KEY POINTS:
The really brave thing about Ugly Betty (8.30 Tuesday, TV2) is not that Betty is ugly. She's not. She's a cartoon character - which means she's cute ugly, rather than ugly ugly.
She dresses like a cartoon character too, which means that she's bundled up in clashing technicolour coats (and a joke poncho) designed to make her look like the geek girl everyone picked on a school because she didn't know how to dress.
She has braces too, which add to the geek effect. But even with the braces she has a blinder of a smile.
Betty is the nice girl, the good girl, thrown, poncho first, into the magazine world which, as everyone knows, is where the uber-bitches ended up when they left school.
Some of the uber-bitches are men: gay, foppish personal assistants to the fashion queens and temperamental fashion photographers whose job in life is to make women look ridiculous.
The characters who inhabit this fashion mag world are cartoons, too. They may wear whatever they have decreed is fashion-forward at that nano-moment in fashion time, but they look at least as ridiculous as Betty.
In last week's pilot, the woman wearing the designer poncho - which led Betty to decide that her bright red number, with Guadalajara emblazoned across the front, was fashion - looked every bit as ridiculous as Betty.
A quibble about Betty's get-ups. She is supposed to be ugly but smart. She has been reading magazines her entire life.
She has a nephew who's addicted to fashion TV and a sister who is not entirely without fashion smarts, albeit in a slutty Queens sort of way.
She has eyes, even if they're framed by nerdy girl glasses. Presumably, she has a mirror. Surely she can see she looks like a freak?
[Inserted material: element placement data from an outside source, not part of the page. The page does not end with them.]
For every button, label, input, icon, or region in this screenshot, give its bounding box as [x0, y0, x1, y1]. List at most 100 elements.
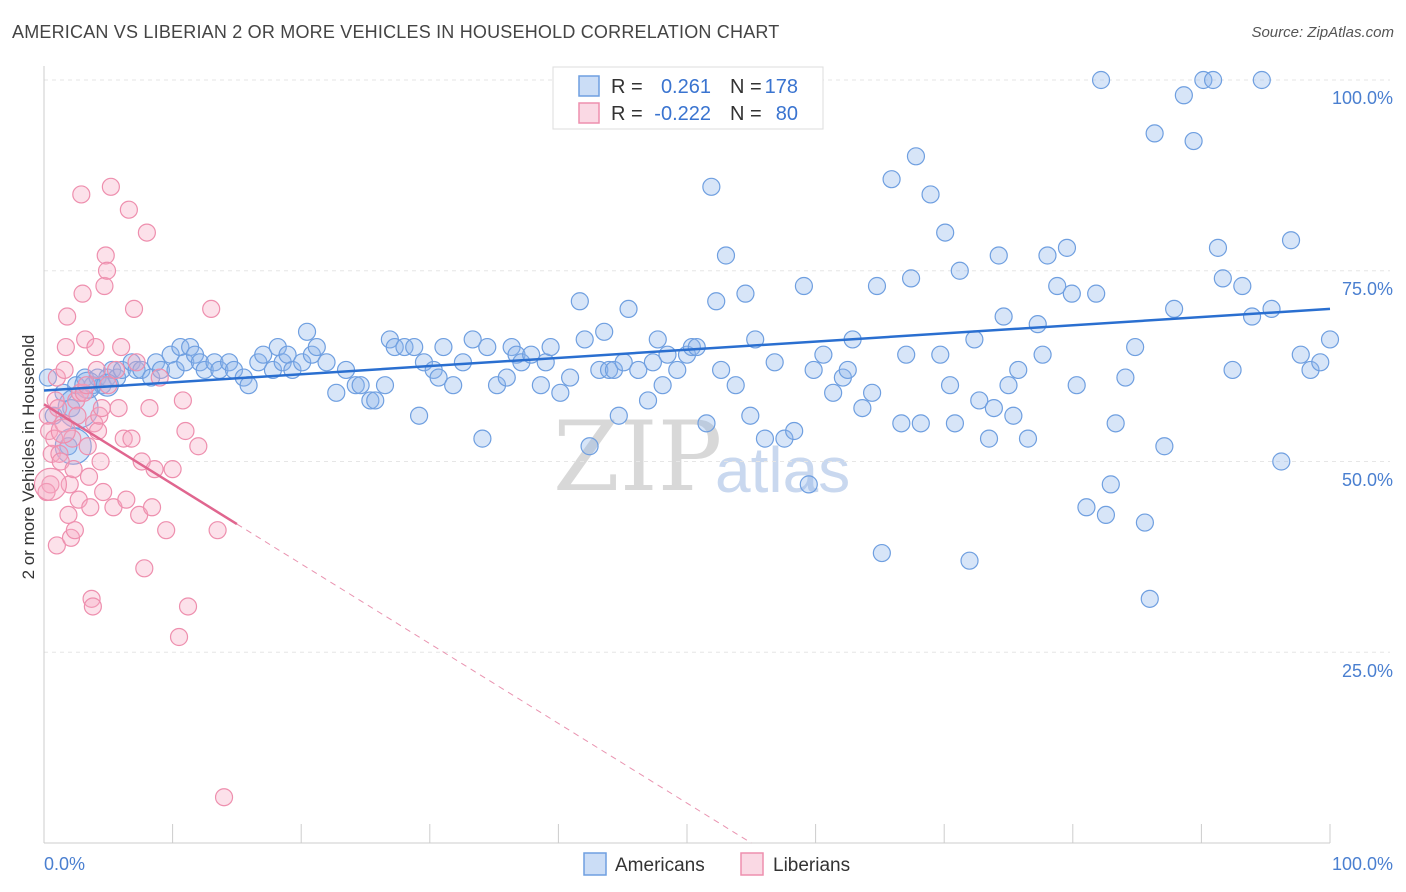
y-tick-label: 75.0%: [1342, 279, 1393, 299]
legend-r-value: -0.222: [654, 103, 711, 125]
liberian-point: [91, 452, 110, 471]
american-point: [1135, 513, 1154, 532]
american-point: [1116, 368, 1135, 387]
american-point: [1067, 376, 1086, 395]
american-point: [950, 261, 969, 280]
american-point: [1145, 124, 1164, 143]
liberian-point: [50, 418, 76, 444]
liberian-point: [106, 360, 126, 380]
american-point: [1091, 70, 1111, 90]
american-point: [560, 368, 580, 387]
american-point: [1213, 269, 1232, 288]
american-point: [619, 299, 638, 318]
american-point: [351, 376, 370, 395]
legend-n-value: 178: [765, 76, 798, 98]
legend-n-label: N =: [730, 103, 762, 125]
american-point: [653, 376, 672, 395]
american-point: [166, 360, 185, 380]
y-axis-label: 2 or more Vehicles in Household: [19, 335, 38, 580]
american-point: [945, 414, 965, 433]
legend-r-value: 0.261: [661, 76, 711, 98]
liberian-trend-extension: [236, 523, 752, 844]
american-point: [1223, 360, 1242, 380]
american-point: [775, 429, 794, 448]
liberian-point: [214, 788, 234, 807]
liberian-point: [124, 299, 144, 318]
american-point: [1320, 330, 1340, 349]
bottom-legend-swatch-liberian: [740, 852, 764, 876]
liberian-point: [119, 200, 138, 219]
american-point: [838, 360, 857, 380]
american-point: [726, 376, 745, 395]
american-point: [794, 276, 814, 296]
y-tick-label: 100.0%: [1332, 88, 1393, 108]
american-point: [263, 360, 283, 380]
liberian-point: [82, 589, 101, 608]
american-point: [1194, 70, 1213, 90]
liberian-points: [33, 177, 234, 807]
liberian-trend-line: [43, 403, 238, 526]
liberian-point: [92, 398, 111, 418]
legend-n-value: 80: [776, 103, 798, 125]
bottom-legend: Americans Liberians: [583, 852, 850, 876]
american-point: [1038, 246, 1057, 265]
liberian-point: [112, 337, 131, 357]
american-trend-line: [43, 307, 1331, 392]
liberian-point: [96, 246, 115, 265]
legend-box: R = 0.261 N = 178 R = -0.222 N = 80: [552, 66, 824, 130]
american-point: [1101, 475, 1120, 494]
american-point: [609, 406, 628, 425]
american-point: [901, 269, 921, 288]
american-point: [575, 330, 594, 349]
american-point: [385, 337, 404, 357]
liberian-point: [50, 444, 69, 463]
liberian-point: [173, 391, 192, 410]
american-point: [814, 345, 833, 364]
x-tick-label: 100.0%: [1332, 854, 1393, 874]
american-point: [658, 345, 677, 364]
american-point: [1272, 452, 1291, 471]
american-point: [921, 185, 940, 204]
liberian-point: [97, 261, 117, 280]
bottom-legend-swatch-american: [583, 852, 607, 876]
american-point: [1087, 284, 1106, 303]
american-point: [765, 353, 784, 372]
legend-r-label: R =: [611, 103, 643, 125]
american-point: [317, 353, 336, 372]
american-points: [38, 70, 1340, 608]
american-point: [799, 475, 818, 494]
liberian-point: [78, 437, 97, 456]
liberian-point: [135, 559, 154, 578]
liberian-point: [176, 421, 195, 441]
liberian-point: [83, 597, 102, 616]
bottom-legend-label-american: Americans: [615, 855, 705, 876]
american-point: [863, 383, 882, 402]
american-point: [473, 429, 492, 448]
american-point: [687, 337, 706, 357]
american-point: [1252, 70, 1271, 90]
american-point: [1004, 406, 1023, 425]
liberian-point: [109, 398, 128, 418]
american-point: [1242, 307, 1262, 326]
american-point: [604, 360, 624, 380]
liberian-point: [94, 482, 113, 502]
american-point: [1165, 299, 1184, 318]
liberian-point: [202, 299, 221, 318]
american-point: [463, 330, 482, 349]
american-point: [989, 246, 1008, 265]
american-point: [906, 147, 926, 166]
american-point: [897, 345, 916, 364]
american-point: [497, 368, 516, 387]
american-point: [590, 360, 609, 380]
american-point: [1062, 284, 1081, 303]
american-point: [429, 368, 448, 387]
american-point: [1174, 86, 1193, 105]
american-point: [254, 345, 273, 364]
american-point: [970, 391, 989, 410]
watermark-zip: ZIP: [553, 401, 722, 513]
chart-title: AMERICAN VS LIBERIAN 2 OR MORE VEHICLES …: [12, 22, 780, 42]
american-point: [1208, 238, 1228, 257]
liberian-point: [64, 460, 83, 479]
liberian-point: [55, 360, 74, 380]
american-point: [409, 406, 429, 425]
But when you're making a cartoon, you don't need to bother with such subtleties.
Actually, beyond that quibble, the cartoonish aspect of Ugly Betty is what works best about it. It's the best way to parody the world of fashion, which is ugly and brutish and silly.
To make it a cartoon is the most effective way of satirising a place which takes itself so seriously.
Betty is the obvious outsider. The not-so-obvious outsider is her boss, Daniel Meade, who has been given the job of editing Mode because his father owns the publishing house.
And who has been given Betty as his PA, again by his father, because she's so ugly Daniel won't be tempted to bonk her.
By the end of the pilot, Daniel and Betty have bonded. They defeat the forces of evil - the uber-bitches - after Daniel is set up to fail with an ad campaign for the magazine's biggest client. That's the brave bit.
We've already had the entire story arc. Ugly outsider girl gets job with handsome outsider (nepotism has its downside).
He's beastly to her. She saves his bacon. He realises there's a big heart and a big brain behind that horrendous poncho. They're in this together.
Now what? More beastliness from the uber-bitches, I suspect. More silly outfits for Betty.
More triumphs of the ugly girl over the beauties. Which is just like a cartoon featuring a very unlikely superhero and his helper.
Come to think of it, Ugly Betty, kitted out in a too-tight red halter and thigh-high boots in last week's ritual humiliation scene did look a bit like a podgy Robin.
So far, it's sweet and likeable, and I'll watch again, if only to see what Betty gets to wear.